Oberstaufen
Putzarbeit treibt Schweißperlen auf die Stirn

«Herr Wagner, arbeiten, nicht rumstehen», schallt es durch die katholische Kirche St. Peter und Paul in Oberstaufen. Hausherr Dr. Johannes Netzer weist seinen evangelischen Kollegen Frank Wagner genau in seine Aufgaben ein: «Sehen Sie, hier sind unzählige Fingerabdrücke auf dieser Glastür. Die soll wieder sauber und glänzend werden.»
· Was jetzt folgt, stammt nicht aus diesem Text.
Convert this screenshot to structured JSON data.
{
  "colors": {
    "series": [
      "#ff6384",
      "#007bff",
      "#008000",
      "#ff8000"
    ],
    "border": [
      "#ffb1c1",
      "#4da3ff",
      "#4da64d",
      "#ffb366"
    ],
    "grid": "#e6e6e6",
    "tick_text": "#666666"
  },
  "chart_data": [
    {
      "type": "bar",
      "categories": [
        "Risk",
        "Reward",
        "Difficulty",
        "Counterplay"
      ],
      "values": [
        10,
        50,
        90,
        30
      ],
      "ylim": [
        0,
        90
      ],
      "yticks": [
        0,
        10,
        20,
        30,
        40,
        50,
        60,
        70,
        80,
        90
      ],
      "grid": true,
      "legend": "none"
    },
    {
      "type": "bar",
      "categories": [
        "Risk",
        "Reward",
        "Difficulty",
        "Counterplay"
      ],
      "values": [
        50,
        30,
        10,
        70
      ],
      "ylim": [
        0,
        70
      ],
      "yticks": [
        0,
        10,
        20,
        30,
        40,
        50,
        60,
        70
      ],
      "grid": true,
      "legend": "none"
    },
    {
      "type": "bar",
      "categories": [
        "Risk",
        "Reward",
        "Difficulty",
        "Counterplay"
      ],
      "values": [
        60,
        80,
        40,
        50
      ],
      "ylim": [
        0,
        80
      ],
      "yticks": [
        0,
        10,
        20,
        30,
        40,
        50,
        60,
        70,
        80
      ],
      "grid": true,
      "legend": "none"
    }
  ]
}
Putzlappen und Staubsauger schwangen die beiden Staufner Pfarrer am Samstag, weil sie (freiwillig) ihre Wette verloren hatten (wir berichteten). Die passende Arbeitsbekleidung der beiden Gottesmänner: T-Shirts mit der Aufschrift «Wir reinigen Seelen und die Kirche.» Wagner säuberte das katholische Gotteshaus, Netzer die evangelische Heilig-Geist-Kirche. Und die beiden nahmen ihre Aufgabe durchaus ernst: Schon nach dem Saugen des Altarraumes traten Frank Wagner die ersten Schweißperlen auf die Stirn. Seinem Kollegen, der zwischen den Bänken staubsaugte, ging es nicht anders. «Das Saugen war am anstrengendsten», befand Netzer hinterher.

Glastür bereitet Schwierigkeiten

Unter den wachsamen Augen der beiden Mesner Frederic Chaves und Marie Reumke sowie des Schirmherrn Dr. Bernd Wulffen polierten, wischten und schrubbten die Geistlichen mit großem Eifer. Hausarbeit sei er gewohnt, behauptete Frank Wagner großmütig, müsse er doch zu Hause auch mit anpacken und kenne das Putzen außerdem aus seiner Studienzeit. Doch das Reinigen der Glastür stellte ihn dann doch vor einige Schwierigkeiten. Mesner Chaves schüttelte den Kopf, als Wagner kreuz und quer über die Scheibe wischte. «Von oben nach unten muss man das machen», erklärte er geduldig.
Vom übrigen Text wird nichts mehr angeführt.